Contamination of rental properties can occur through producing (cooking) P and through smoking P. Cooking causes the greatest level of contamination, but affects relatively few rental properties. Smoking P in rentals is more widespread, but does not contaminate the property as much and is harder to detect.
The general public are forming their opinions on P from the media, who appear to be sourcing information from drug detection and cleaning companies who have a conflict of interest in providing accurate and informed information.
The level of risk needs to be better quantified. Dr Nick Kim, senior lecturer in applied environmental chemistry at Massey University's School of Public Health says that the risk of health problems from living in a property where meth has been smoked is low. Health risks are from the use of chemicals in the manufacture of Meth rather than residual meth from smoking. He says that the current guidelines use the most conservative measures. (You can hear a very interesting Radio NZ interview with Dr Kim here. The Interview starts at 10min 54sec and the subject starts 7min 40sec in).
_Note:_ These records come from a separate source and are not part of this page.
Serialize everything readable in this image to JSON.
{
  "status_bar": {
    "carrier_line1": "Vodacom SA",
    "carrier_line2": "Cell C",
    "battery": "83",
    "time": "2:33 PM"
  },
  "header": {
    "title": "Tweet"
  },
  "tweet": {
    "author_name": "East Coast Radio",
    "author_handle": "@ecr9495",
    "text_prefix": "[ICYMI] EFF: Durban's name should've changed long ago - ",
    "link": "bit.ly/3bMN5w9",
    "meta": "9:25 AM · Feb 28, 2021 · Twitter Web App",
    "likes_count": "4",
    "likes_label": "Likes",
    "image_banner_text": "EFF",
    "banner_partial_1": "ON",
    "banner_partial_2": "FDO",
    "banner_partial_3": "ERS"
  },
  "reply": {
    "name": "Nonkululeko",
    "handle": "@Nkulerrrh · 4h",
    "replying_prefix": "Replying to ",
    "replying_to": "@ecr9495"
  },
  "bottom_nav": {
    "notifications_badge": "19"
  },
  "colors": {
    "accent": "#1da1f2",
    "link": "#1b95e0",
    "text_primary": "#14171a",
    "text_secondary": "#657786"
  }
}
Ministry of Health guidelines for safe levels of P in a property is 0.5 micrograms per 100cm2. This is considered very conservative, with some countries having higher levels. California has increased its minimum allowable level to 1.5 micrograms per 100cm2.
Cleaning contaminated sites requires specialist knowledge and expertise. Consequently the cost of remediating a contaminated site can be expensive. Although no comprehensive cost-related data is available in New Zealand, Housing New Zealand Corporation estimates that the cost of testing and undertaking remediation of a house ranges from NZ$5,000 to $80,000.
Insurance companies have different policies on P. Some do not cover it at all while some offer cover to around $25,000 to $35,000. Some cover complete reinstatement of a property after P is identified. (The NZPIF have partnered with a rental property insurance provider that has saved members considerable amount on premiums and also provides $25,000 cover for malicious damage. Click here for more information)
It is unclear if a landlord is required to advise police if they identify P has been manufactured or consumed in a property. Police in the above case knew about the tenants manufacturing meth in the rental property but did not passed this information on to the owner. Receiving this information could have help the landlord to minimise the damage.
Housing NZ has successfully gained awards from the Tenancy Tribunal against tenants contaminating their rental properties. However a successful Tribunal hearing is not the same as actually receiving the award from the tenants.
The RTA does not allow for a landlord to terminate a tenancy immediately when P residue has been identified in a property. Section 59A allows a landlord to end a tenancy with 7 days notice if the property is so seriously damaged to be uninhabitable. However there is no defined level of P contamination that would make a property uninhabitable.
A safe level of P residue needs to be established so that tenants health is protected, but unnecessary costs and loss of rental property supply is avoided. The focus needs to be on Meth manufacture which is where the health issues exist.
Rental property owners are innocent victims when their properties are contaminated and they need protection from the high costs of having their properties used for P manufacture.
The NZPIF is already working with Government to examine the problems of P in rental property and establish procedures to protect both rental property owners and their tenants.
Anticipating that many members may want or need to conduct meth tests between tenancies, the NZPIF is looking at options to minimise the cost for members.